Reexamination of the role of the amino terminus of SecA in promoting its dimerization and functional state.

The SecA nanomotor promotes protein translocation in eubacteria by binding both protein cargo and the protein-conducting channel and by undergoing ATP-driven conformation cycles that drive this process. There are conflicting reports about whether SecA functions as a monomer or dimer during this dynamic process. Here we reexamined the roles of the amino and carboxyl termini of SecA in promoting its dimerization and functional state by examining three secA mutants and the corresponding proteins: SecADelta8 lacking residues 2 to 8, SecADelta11 lacking residues 2 to 11, and SecADelta11/N95 lacking both residues 2 to 11 and the carboxyl-terminal 70 residues. We demonstrated that whether SecADelta11 or SecADelta11/N95 was functional for promoting cell growth depended solely on the vivo level of the protein, which appeared to govern residual dimerization. All three SecA mutant proteins were defective for promoting cell growth unless they were highly overproduced.
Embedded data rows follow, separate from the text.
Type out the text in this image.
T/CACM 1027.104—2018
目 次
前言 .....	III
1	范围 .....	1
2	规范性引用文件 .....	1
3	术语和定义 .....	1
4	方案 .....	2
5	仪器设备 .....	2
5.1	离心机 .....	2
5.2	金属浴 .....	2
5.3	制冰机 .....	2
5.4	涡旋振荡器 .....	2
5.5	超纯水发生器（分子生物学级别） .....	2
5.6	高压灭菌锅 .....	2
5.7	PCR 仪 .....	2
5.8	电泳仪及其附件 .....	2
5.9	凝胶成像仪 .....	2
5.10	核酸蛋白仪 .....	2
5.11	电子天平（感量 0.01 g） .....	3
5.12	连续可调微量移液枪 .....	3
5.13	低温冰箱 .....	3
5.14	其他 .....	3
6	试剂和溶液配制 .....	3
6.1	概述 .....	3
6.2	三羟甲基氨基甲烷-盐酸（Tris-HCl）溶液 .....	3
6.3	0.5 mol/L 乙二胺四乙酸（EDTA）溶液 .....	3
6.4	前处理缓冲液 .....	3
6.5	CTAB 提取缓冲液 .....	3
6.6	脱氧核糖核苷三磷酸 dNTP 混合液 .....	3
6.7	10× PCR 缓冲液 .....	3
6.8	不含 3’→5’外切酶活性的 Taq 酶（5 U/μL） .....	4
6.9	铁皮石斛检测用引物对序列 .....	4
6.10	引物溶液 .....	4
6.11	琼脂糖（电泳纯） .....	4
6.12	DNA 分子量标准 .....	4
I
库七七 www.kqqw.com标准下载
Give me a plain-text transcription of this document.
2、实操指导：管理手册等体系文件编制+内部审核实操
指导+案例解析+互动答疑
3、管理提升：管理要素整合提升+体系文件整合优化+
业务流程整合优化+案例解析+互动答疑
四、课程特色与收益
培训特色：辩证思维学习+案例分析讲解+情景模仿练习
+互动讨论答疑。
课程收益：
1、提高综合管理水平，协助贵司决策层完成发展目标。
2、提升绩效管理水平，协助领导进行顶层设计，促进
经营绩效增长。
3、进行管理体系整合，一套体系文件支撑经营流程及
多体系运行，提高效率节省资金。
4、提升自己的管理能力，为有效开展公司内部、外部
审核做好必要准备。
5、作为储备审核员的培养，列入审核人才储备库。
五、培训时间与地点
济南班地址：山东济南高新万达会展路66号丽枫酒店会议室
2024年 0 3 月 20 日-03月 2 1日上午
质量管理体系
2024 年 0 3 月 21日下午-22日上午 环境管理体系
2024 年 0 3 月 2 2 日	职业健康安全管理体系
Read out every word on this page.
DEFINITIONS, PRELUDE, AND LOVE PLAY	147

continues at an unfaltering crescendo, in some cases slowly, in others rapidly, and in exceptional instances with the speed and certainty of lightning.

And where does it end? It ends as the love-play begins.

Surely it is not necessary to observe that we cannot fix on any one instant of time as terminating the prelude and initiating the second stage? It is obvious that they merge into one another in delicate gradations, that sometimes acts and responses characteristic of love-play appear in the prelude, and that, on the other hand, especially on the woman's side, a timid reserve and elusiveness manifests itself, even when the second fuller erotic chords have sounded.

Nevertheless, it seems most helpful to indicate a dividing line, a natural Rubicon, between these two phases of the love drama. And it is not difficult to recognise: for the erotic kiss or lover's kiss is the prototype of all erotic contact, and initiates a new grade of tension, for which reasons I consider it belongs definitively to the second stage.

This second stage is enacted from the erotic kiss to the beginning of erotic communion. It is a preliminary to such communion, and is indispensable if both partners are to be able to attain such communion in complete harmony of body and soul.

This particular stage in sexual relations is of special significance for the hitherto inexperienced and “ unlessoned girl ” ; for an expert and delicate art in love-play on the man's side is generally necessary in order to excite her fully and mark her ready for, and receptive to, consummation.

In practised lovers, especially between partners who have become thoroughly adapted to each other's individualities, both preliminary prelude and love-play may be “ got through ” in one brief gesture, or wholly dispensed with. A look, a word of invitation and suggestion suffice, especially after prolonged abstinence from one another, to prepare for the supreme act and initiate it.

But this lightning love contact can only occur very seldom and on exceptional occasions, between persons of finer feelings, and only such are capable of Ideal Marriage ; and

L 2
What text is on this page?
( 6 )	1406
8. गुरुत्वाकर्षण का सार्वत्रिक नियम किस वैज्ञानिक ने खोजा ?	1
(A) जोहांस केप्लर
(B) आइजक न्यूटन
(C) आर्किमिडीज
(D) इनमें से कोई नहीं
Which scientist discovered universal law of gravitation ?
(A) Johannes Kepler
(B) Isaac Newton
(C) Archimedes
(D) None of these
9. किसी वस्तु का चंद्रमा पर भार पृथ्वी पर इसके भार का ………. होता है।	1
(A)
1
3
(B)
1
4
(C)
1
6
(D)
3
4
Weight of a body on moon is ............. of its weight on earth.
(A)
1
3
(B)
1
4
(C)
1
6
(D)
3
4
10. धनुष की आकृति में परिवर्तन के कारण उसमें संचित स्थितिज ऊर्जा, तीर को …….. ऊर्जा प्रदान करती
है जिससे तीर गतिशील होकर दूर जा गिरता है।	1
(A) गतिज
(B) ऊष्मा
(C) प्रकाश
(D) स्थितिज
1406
Cell fractionation revealed that SecADelta11 and SecADelta11/N95 were proficient in membrane association, although the formation of integral membrane SecA was reduced. The presence of a modestly higher level of SecADelta11/N95 in the membrane and the ability of this protein to form dimers, as detected by chemical cross-linking, were consistent with the higher level of secA expression and better growth of the SecADelta11/N95 mutant than of the SecADelta11 mutant. Biochemical studies showed that SecADelta11 and SecADelta11/N95 had identical dimerization defects, while SecADelta8 was intermediate between these proteins and wild-type SecA in terms of dimer formation. Furthermore, both SecADelta11 and SecADelta11/N95 were equally defective in translocation ATPase specific activity. Our studies showed that the nonessential carboxyl-terminal 70 residues of SecA play no role in its dimerization, while increasing the truncation of the amino-terminal region of SecA from 8 to 11 residues results in increased defects in SecA dimerization and poor in vivo function unless the protein is highly overexpressed. They also clarified a number of conflicting previous reports and support the essential nature of the SecA dimer.